Боязливое смущение, с которым Кекешфальва предложил мне свою помощь, заставило меня устыдиться. За все это время он ни разу на меня не взглянул, а говорил куда-то вниз, как бы обращаясь к собственным рукам. Лишь теперь он беспокойно поднял глаза, нащупал снятые очки и водрузил их на нос дрожащими пальцами.

– Может быть, – пробормотал он, – нам лучше перейти теперь в дом, а то… а то Эдит обратит внимание, что нас так долго нет. К сожалению, с ней приходится быть страшно осторожным: с тех пор как она заболела, у нее какая-то обостренная чувствительность; сидя в своей комнате, она знает все, что делается в доме… обо всем догадывается прежде, чем успеваешь раскрыть рот… И если она, чего доброго… вот почему нам с вами лучше вернуться туда, пока у нее не возникло подозрение!..

Мы перешли в дом. В гостиной нас уже ждала Эдит в своем кресле-каталке. Когда мы вошли, она подняла серые проницательные глаза, словно желая прочесть на наших лицах то, о чем мы говорили. И так как мы не выдали себя ни малейшим намеком, она весь вечер оставалась замкнутой и неразговорчивой.

Я назвал «пустяком» просьбу Кекешфальвы – по возможности непринужденнее расспросить незнакомого мне врача, каковы шансы парализованной девушки на выздоровление; и действительно, это дело, если смотреть на него со стороны, не требовало больших усилий. Но я даже затрудняюсь объяснить, как много означало это непредвиденное поручение для меня самого. Ведь ничто так не усиливает чувство собственного достоинства у молодого человека, ничто так не способствует формированию его характера, как неожиданно поставленная перед ним задача, осуществление которой зависит всецело от его собственной инициативы и его собственных сил. Разумеется, ответственность выпадала на мою долю и прежде, но всегда лишь служебная, воинская, неизменно сводившаяся к действиям, которые я, как офицер, должен был совершать, повинуясь приказу начальника и не выходя за пределы строго очерченного круга обязанностей, – например, принять командование эскадроном, обеспечить доставку груза, закупить лошадей, разрешить спор между нижними чинами.

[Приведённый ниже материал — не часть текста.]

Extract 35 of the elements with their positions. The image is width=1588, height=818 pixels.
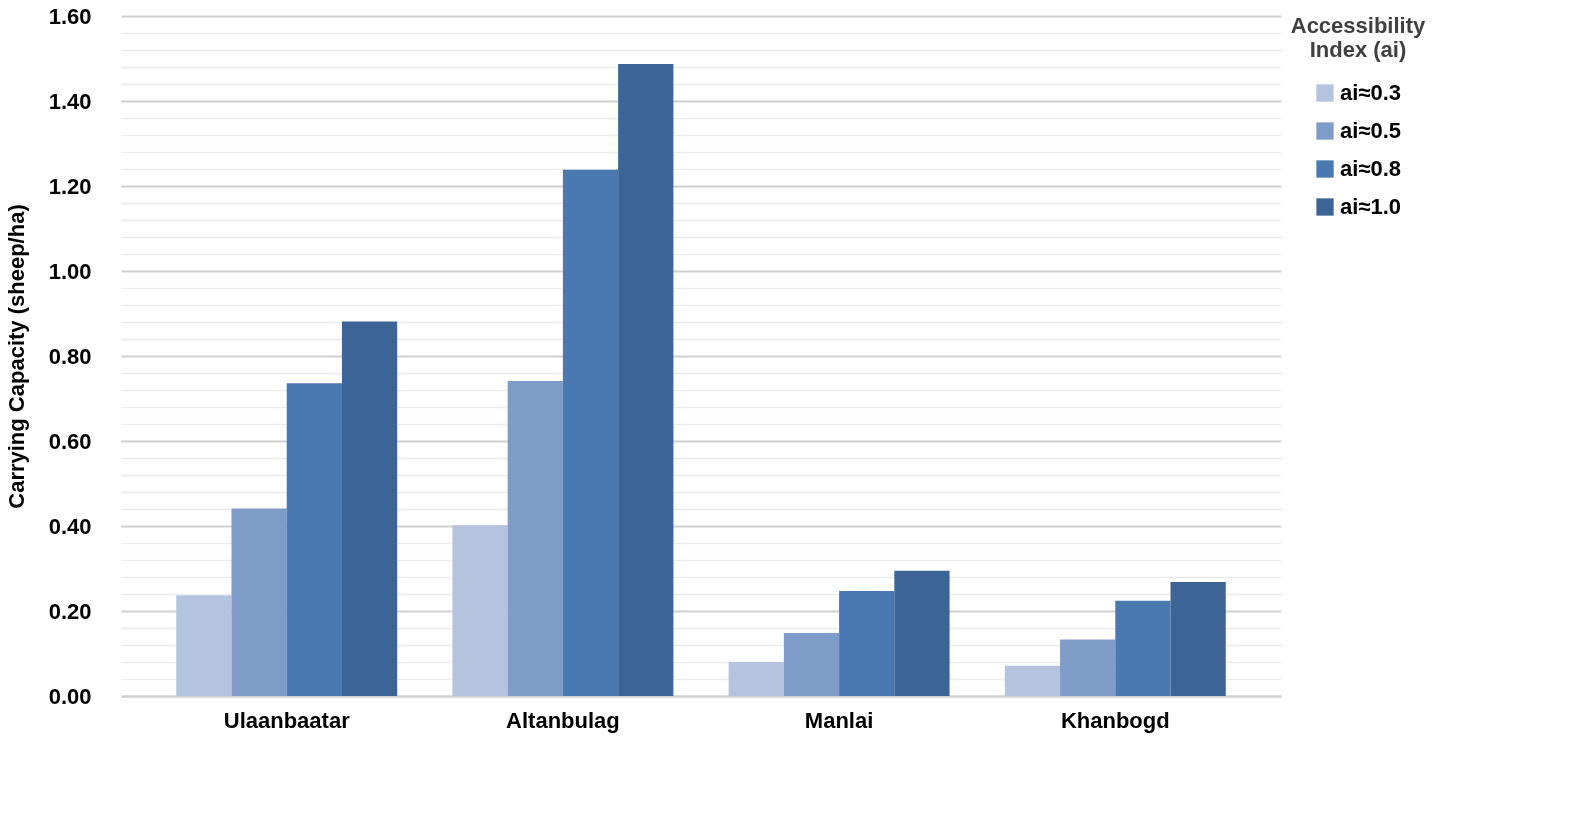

Все эти приказы и их выполнение были положены по уставу, все они предусматривались инструкциями – писаными или печатными; в сомнительных же случаях достаточно было обратиться за советом к старшему и более опытному товарищу, чтобы переложить на чужие плечи бремя ответственности. Но Кекешфальва обратился с просьбой не к офицеру, а к моему внутреннему «я», чьи способности и возможности, пока неведомые мне самому, еще предстояло обнаружить. И когда этот чужой человек, нуждаясь в помощи, из всех своих друзей и знакомых выбрал именно меня, его доверие доставило мне больше радости, чем все прежние похвалы начальства и товарищей.

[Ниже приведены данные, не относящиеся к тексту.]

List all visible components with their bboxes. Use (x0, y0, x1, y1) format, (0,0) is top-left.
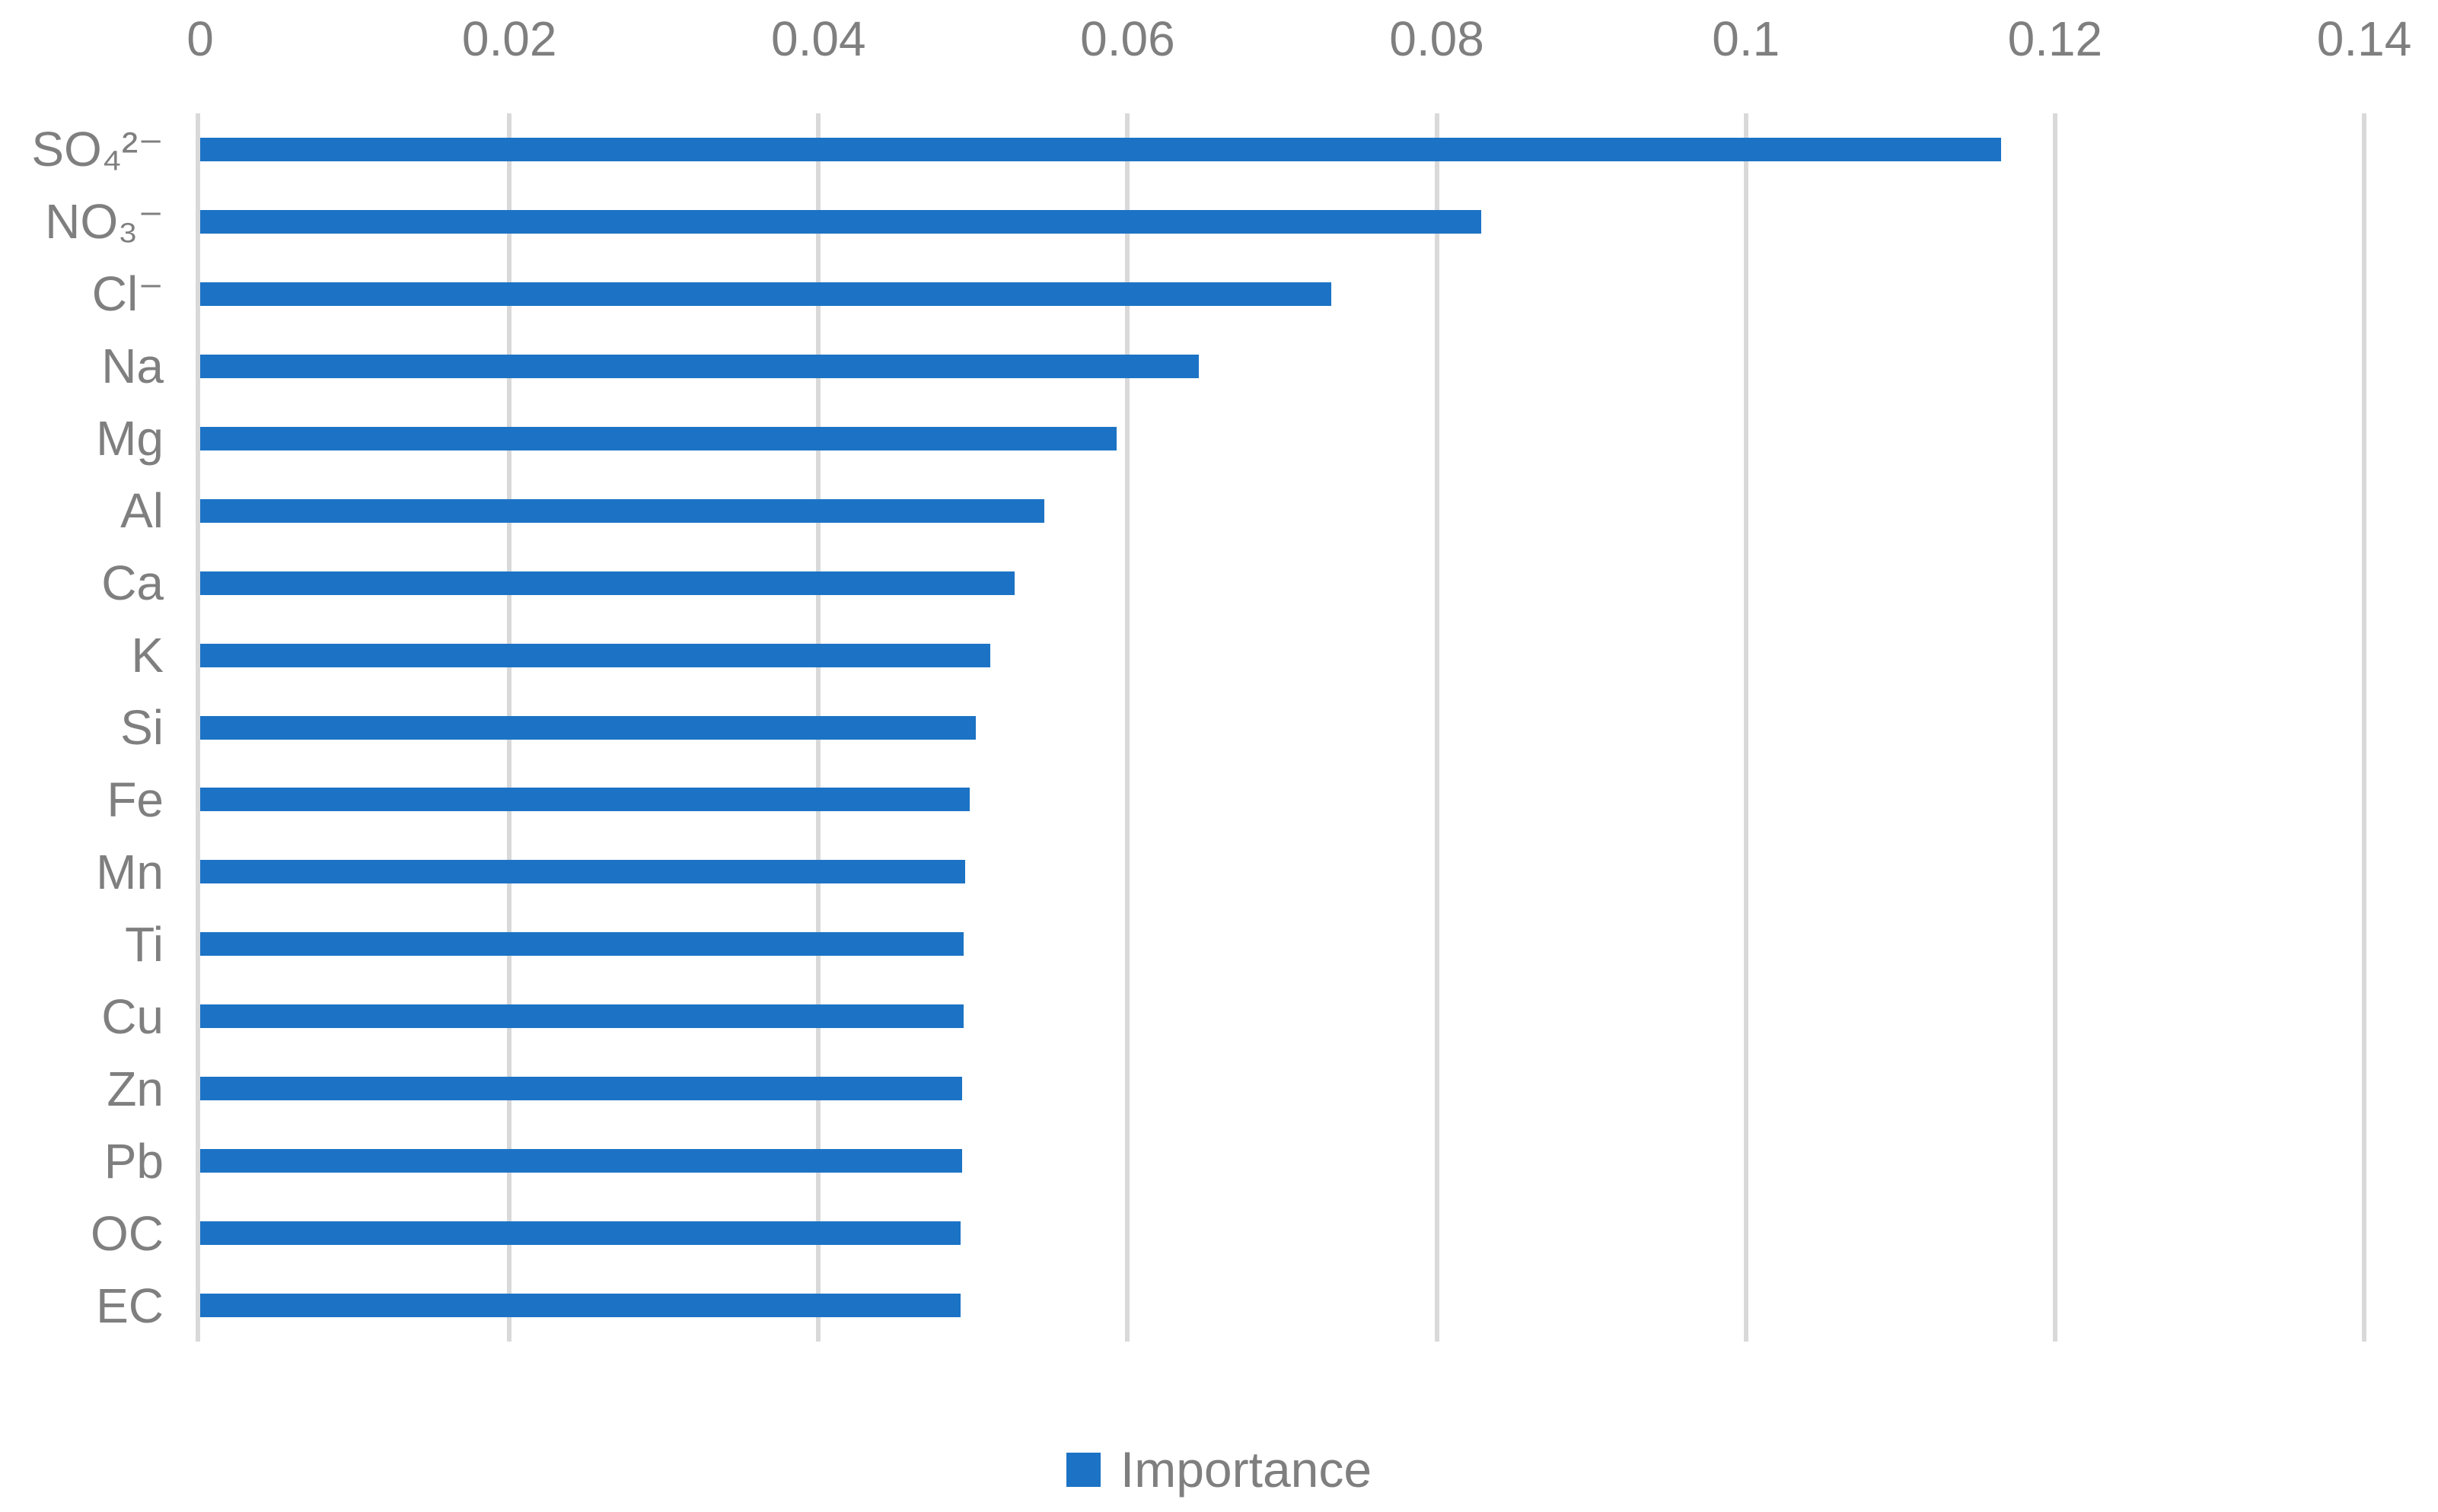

Правда, радость пришла вместе с некоторым замешательством, ибо она впервые открыла мне, каким нечутким и пассивным было до сих пор мое участие. Как мог я, бывая в этом доме, не задать самого естественного, само собой возникающего вопроса: надолго ли бедняжка останется парализованной? Способно ли врачебное искусство найти средство против этого? Какой позор! Ни разу я не спросил об этом ни Илону, ни отца, ни нашего полкового врача. Я воспринял недуг Эдит как свершившийся факт, как нечто непоправимое; тревога, которая уже много лет мучила отца, настигла меня внезапно, точно пуля. А что, если этот врач и в самом деле сможет избавить девочку от страданий! Если бы жалкие, скованные неподвижностью ноги снова обрели способность свободно и легко шагать, если бы это обиженное Богом создание вновь смогло вихрем носиться по лестнице – вверх, вниз! – подгоняемое собственным смехом, в детском восторге и упоении! Я точно захмелел от этой мысли, представив себе, как мы вдвоем, втроем будем тогда скакать верхом по полям, как она, вместо того чтобы сидеть в ожидании в своей темнице, сможет встретить меня у ворот и пойти со мной на прогулку. Нетерпеливо считал я теперь часы, чтобы поскорее расспросить обо всем незнакомого врача, быть может, даже нетерпеливее, чем сам Кекешфальва; еще ни разу в жизни ни одна задача не представлялась мне такой важной.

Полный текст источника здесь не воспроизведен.